Small-scale tea farmers in Kenya will be helped to get Fairtrade status in a project by the Co-op supermarket chain backed by the British government.

The scheme which features in the Co-op's high profile new TV advertising campaign, has just won important backing from Britain's Department for International Development (DFID).

Co-op's ad shows tea picker Betty, one of 11,000 Kenyan tea growers being helped to form co-operatives and win Fairtrade status.

Although the west African country is a major producer of the tea Britain drinks, the global supply chain means that most of the profits end-up with multi-national companies. For every £1.60 box of tea sold in a British supermarket, a tea picker gets just 1p, according to anti-poverty campaigners, War on Want.

Fairtrade certification will guarantee tea pickers a minimum price for their tea and mean that small scale tea farmers can supply tea for the Co-operative’s ‘99’ Fairtrade tea blend.

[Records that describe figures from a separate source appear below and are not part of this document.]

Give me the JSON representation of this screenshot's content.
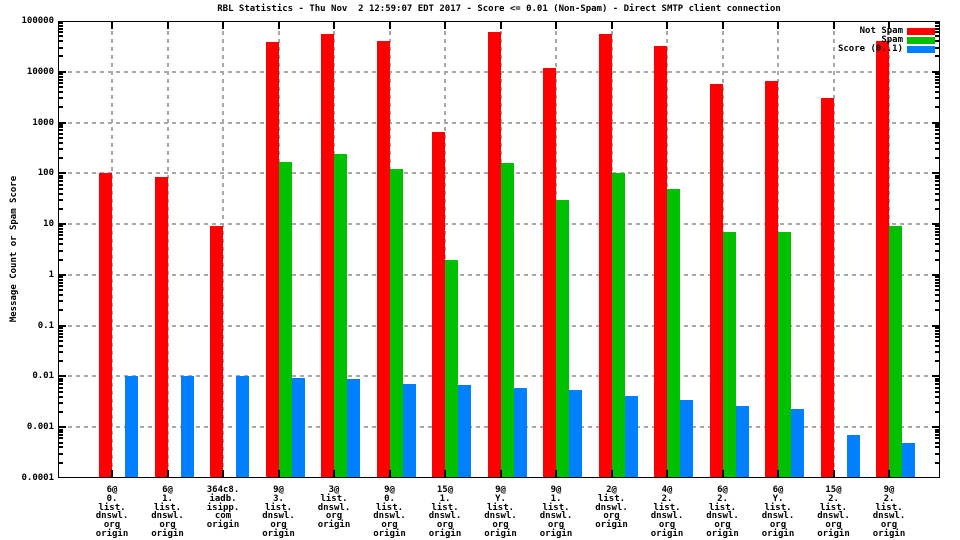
{
  "title": "RBL Statistics - Thu Nov  2 12:59:07 EDT 2017 - Score <= 0.01 (Non-Spam) - Direct SMTP client connection",
  "y_axis": {
    "label": "Message Count or Spam Score",
    "tick_labels": [
      "100000",
      "10000",
      "1000",
      "100",
      "10",
      "1",
      "0.1",
      "0.01",
      "0.001",
      "0.0001"
    ]
  },
  "legend": [
    {
      "label": "Not Spam",
      "color": "#ff0000"
    },
    {
      "label": "Spam",
      "color": "#00c000"
    },
    {
      "label": "Score (0..1)",
      "color": "#0080ff"
    }
  ],
  "colors": {
    "not_spam": "#ff0000",
    "spam": "#00c000",
    "score": "#0080ff",
    "grid": "#a8a8a8",
    "frame": "#000000",
    "background": "#ffffff"
  },
  "chart_data": {
    "type": "bar",
    "scale": "log",
    "ylim": [
      0.0001,
      100000
    ],
    "ylabel": "Message Count or Spam Score",
    "xlabel": "",
    "grid": true,
    "legend_position": "top-right",
    "categories": [
      [
        "6@",
        "0.",
        "list.",
        "dnswl.",
        "org",
        "origin"
      ],
      [
        "6@",
        "1.",
        "list.",
        "dnswl.",
        "org",
        "origin"
      ],
      [
        "364c8.",
        "iadb.",
        "isipp.",
        "com",
        "origin"
      ],
      [
        "9@",
        "3.",
        "list.",
        "dnswl.",
        "org",
        "origin"
      ],
      [
        "3@",
        "list.",
        "dnswl.",
        "org",
        "origin"
      ],
      [
        "9@",
        "0.",
        "list.",
        "dnswl.",
        "org",
        "origin"
      ],
      [
        "15@",
        "1.",
        "list.",
        "dnswl.",
        "org",
        "origin"
      ],
      [
        "9@",
        "Y.",
        "list.",
        "dnswl.",
        "org",
        "origin"
      ],
      [
        "9@",
        "1.",
        "list.",
        "dnswl.",
        "org",
        "origin"
      ],
      [
        "2@",
        "list.",
        "dnswl.",
        "org",
        "origin"
      ],
      [
        "4@",
        "2.",
        "list.",
        "dnswl.",
        "org",
        "origin"
      ],
      [
        "6@",
        "2.",
        "list.",
        "dnswl.",
        "org",
        "origin"
      ],
      [
        "6@",
        "Y.",
        "list.",
        "dnswl.",
        "org",
        "origin"
      ],
      [
        "15@",
        "2.",
        "list.",
        "dnswl.",
        "org",
        "origin"
      ],
      [
        "9@",
        "2.",
        "list.",
        "dnswl.",
        "org",
        "origin"
      ]
    ],
    "series": [
      {
        "name": "Not Spam",
        "color": "#ff0000",
        "values": [
          100,
          85,
          9,
          38000,
          55000,
          40000,
          660,
          60000,
          12000,
          55000,
          32000,
          5800,
          6600,
          3100,
          40000
        ]
      },
      {
        "name": "Spam",
        "color": "#00c000",
        "values": [
          0,
          0,
          0,
          165,
          240,
          120,
          2,
          160,
          30,
          100,
          50,
          7,
          7,
          0,
          9
        ]
      },
      {
        "name": "Score (0..1)",
        "color": "#0080ff",
        "values": [
          0.01,
          0.01,
          0.01,
          0.0095,
          0.009,
          0.0072,
          0.0067,
          0.0058,
          0.0055,
          0.0042,
          0.0035,
          0.0026,
          0.0023,
          0.0007,
          0.0005
        ]
      }
    ]
  }
}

In Kenya we are funding a unique co-operative development programme,” the co-op said. “one of our most ambitious – bringing 10,000 small-holder tea farmers together as co-operatives, helping them to become Fairtrade certified and giving them a market for their tea. This is the largest project of its type ever created.

The first co-operative hopes to start selling its Fairtrade tea to the supermarket before the summer and is predicted to boost farmers' income by about 20 per cent.

"Trading with a large UK retailer will improve the lives of thousands of tea pickers like Betty in Kenya,” said Britain's Secretary of State for International Development, Andrew Mitchell whose department is helping fund the project.

"Trade drives growth which in turn creates jobs and wealth in the poorest communities. Through trade we can help people to pull themselves out of poverty. Ensuring farmers and other producers get a fair price for their produce and effort is central to this. Schemes like these which link farmers in Africa with UK companies remove the obstacles which prevent them.

Tea pickers earn less than £40 a month – less than half a living wage. And picking tea is back-breaking work. The houses they live in are also very tiny and can hardly cater fora family with children and many workers struggle to pay their children's school fees. In Kenya, high school fees cost about four month's wages for a tea picker, so most of children drop out.